Concerning the transformation, I liked the idea of a vampire having to drain someone entirely dry of their blood before filling them with vampire blood to start the transformation. So, technically, only a corpse could become a vampire, but it should be fresh enough that the vampire blood can put the body back together. No regeneration power while the transformation is over, too, so falling off a cliff would render transformation hopeless.
Then, about the powers, everything would come down to the blood. Bleeding a vampire dry could technically kill them, staking them too (if the stake stays inside, preventing regeneration). Beheading could work, because you leak from everywhere then, but I guess if you could quickly get the head back and feed it enough vampire blood for long enough they'd be able to regrow their body.

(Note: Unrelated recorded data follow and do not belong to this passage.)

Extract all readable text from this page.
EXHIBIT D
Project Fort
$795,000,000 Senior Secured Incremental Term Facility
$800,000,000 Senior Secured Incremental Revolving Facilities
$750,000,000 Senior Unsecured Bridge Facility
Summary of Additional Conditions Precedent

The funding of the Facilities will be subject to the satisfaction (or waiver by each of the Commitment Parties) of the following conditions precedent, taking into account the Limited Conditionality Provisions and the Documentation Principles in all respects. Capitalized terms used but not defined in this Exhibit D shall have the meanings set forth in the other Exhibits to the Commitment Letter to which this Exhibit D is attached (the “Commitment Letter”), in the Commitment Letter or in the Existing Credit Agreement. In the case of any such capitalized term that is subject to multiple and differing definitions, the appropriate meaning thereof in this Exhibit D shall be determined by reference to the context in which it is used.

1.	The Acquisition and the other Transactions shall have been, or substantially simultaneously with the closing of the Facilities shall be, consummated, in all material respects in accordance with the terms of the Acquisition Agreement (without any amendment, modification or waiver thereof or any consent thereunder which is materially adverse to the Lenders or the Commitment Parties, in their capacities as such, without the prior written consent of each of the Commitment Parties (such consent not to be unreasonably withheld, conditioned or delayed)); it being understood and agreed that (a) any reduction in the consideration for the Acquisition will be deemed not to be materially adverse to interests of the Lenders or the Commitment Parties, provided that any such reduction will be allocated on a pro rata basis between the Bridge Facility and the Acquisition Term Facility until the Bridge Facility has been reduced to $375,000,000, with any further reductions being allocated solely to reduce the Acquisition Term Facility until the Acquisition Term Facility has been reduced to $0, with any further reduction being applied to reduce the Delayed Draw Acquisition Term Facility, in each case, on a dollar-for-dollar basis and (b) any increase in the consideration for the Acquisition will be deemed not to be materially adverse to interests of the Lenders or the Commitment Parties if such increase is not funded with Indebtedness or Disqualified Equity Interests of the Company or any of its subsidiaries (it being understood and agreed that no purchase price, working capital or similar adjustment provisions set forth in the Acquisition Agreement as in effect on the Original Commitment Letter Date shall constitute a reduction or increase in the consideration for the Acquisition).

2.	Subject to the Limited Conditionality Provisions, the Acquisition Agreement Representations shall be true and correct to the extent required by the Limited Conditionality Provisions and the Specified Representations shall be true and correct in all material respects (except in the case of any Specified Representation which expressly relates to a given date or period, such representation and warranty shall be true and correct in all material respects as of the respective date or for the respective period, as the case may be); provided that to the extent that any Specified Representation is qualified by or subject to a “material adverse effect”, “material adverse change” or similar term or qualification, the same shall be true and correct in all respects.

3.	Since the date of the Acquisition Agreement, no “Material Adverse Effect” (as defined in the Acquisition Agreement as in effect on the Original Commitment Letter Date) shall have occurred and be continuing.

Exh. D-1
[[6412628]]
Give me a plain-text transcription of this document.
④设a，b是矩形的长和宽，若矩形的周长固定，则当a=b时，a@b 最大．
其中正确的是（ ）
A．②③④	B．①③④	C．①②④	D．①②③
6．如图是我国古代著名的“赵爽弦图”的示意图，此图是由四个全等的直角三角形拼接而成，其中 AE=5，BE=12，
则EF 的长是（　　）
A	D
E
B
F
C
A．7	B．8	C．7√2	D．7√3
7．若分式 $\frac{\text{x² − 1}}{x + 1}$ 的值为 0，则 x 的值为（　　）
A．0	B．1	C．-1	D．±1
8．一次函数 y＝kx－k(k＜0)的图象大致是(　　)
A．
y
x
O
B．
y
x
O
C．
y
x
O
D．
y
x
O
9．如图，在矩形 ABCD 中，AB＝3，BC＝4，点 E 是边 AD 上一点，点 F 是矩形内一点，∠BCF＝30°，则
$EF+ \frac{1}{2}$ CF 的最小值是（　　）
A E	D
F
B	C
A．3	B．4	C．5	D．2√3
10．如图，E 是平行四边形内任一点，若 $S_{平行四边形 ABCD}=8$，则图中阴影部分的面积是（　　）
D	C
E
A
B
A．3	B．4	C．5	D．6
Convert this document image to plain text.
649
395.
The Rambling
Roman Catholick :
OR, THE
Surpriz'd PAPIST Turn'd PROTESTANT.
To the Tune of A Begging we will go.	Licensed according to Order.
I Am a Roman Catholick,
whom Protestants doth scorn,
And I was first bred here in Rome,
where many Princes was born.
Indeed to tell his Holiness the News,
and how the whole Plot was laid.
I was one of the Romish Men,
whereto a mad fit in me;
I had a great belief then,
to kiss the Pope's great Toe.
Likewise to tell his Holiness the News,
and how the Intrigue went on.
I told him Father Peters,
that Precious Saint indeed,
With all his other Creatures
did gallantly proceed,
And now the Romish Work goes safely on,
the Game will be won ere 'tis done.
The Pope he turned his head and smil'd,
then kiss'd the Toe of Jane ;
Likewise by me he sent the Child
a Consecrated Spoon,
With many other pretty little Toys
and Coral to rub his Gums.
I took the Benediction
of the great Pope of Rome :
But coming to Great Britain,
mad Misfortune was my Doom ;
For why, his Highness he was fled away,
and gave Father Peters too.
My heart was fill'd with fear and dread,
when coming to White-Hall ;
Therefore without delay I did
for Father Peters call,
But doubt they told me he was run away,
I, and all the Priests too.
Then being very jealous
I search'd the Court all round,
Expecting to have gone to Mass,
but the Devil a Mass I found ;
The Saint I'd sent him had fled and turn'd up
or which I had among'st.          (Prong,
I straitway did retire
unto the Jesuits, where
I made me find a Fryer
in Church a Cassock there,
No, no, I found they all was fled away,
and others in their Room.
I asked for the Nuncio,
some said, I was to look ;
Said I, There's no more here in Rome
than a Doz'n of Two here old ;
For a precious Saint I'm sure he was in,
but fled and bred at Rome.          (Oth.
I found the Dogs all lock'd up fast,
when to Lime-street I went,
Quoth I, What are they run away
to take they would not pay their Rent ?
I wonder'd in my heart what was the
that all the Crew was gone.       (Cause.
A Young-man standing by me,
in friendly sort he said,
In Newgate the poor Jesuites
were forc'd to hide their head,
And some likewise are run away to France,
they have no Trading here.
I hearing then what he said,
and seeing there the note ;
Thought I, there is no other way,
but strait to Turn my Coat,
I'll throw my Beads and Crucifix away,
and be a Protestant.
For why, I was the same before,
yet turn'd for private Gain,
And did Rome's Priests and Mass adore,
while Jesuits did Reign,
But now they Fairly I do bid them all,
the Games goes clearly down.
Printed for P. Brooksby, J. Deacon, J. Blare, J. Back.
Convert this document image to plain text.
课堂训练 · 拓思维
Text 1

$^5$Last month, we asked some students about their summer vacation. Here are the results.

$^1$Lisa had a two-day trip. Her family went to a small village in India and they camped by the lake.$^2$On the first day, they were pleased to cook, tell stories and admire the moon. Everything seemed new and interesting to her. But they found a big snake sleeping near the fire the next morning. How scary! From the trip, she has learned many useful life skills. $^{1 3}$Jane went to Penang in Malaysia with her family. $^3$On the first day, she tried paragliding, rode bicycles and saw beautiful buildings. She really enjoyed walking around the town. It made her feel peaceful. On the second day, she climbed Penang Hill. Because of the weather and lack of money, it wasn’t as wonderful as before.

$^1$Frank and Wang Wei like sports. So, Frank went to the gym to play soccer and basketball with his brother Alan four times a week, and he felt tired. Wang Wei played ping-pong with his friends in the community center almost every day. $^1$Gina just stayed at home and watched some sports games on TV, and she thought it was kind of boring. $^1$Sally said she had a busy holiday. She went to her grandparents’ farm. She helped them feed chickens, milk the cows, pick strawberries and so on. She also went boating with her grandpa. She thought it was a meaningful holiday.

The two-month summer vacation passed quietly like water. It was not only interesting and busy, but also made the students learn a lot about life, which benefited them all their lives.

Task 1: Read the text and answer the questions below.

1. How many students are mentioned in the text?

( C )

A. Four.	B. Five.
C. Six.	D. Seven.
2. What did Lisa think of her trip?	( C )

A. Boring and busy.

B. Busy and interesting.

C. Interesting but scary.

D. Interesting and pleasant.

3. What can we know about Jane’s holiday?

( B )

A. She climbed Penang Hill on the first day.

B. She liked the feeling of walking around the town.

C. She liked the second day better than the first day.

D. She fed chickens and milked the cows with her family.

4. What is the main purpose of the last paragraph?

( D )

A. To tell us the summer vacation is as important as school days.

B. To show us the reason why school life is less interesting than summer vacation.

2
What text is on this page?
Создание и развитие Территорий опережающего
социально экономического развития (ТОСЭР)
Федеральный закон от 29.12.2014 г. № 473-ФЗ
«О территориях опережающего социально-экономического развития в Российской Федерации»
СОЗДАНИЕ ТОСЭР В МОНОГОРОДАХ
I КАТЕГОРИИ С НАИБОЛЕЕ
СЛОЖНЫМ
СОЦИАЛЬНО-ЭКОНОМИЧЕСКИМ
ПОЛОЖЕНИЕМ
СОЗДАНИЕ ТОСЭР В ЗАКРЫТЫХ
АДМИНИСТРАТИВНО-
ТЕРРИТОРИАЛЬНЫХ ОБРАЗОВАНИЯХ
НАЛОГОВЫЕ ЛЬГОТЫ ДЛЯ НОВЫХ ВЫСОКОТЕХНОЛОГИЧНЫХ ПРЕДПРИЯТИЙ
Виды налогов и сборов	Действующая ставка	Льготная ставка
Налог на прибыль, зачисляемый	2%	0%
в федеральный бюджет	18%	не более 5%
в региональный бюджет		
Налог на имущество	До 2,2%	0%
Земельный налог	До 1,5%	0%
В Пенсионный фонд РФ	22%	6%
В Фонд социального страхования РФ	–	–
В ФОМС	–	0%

Vampire blood would have the basic power of fastening the healing and changing the body into another form. For example, at the beggining, you'd still be able to eat normal food, but the more time goes by, the more your digestive system strives towards blood instead of food. That would make you need to feed less often. Also, while at the beggining you'd just heal faster and have normal human scars faster, as time goes by your body would retain more information after a wound, eventually allowing you to grow whole organs or limbs back.
Perhaps at some point you'd develop more powerful pheromone glands and the ability to control them, allowing the famous "glamour" of vampires.
I like my vampires low-fantasy and down-to-earth, yes. Stuff like being repelled by the cross, forced to count everything that comes by or magically prevented to enter churches or someone's home without their permission is bullshit to my eyes.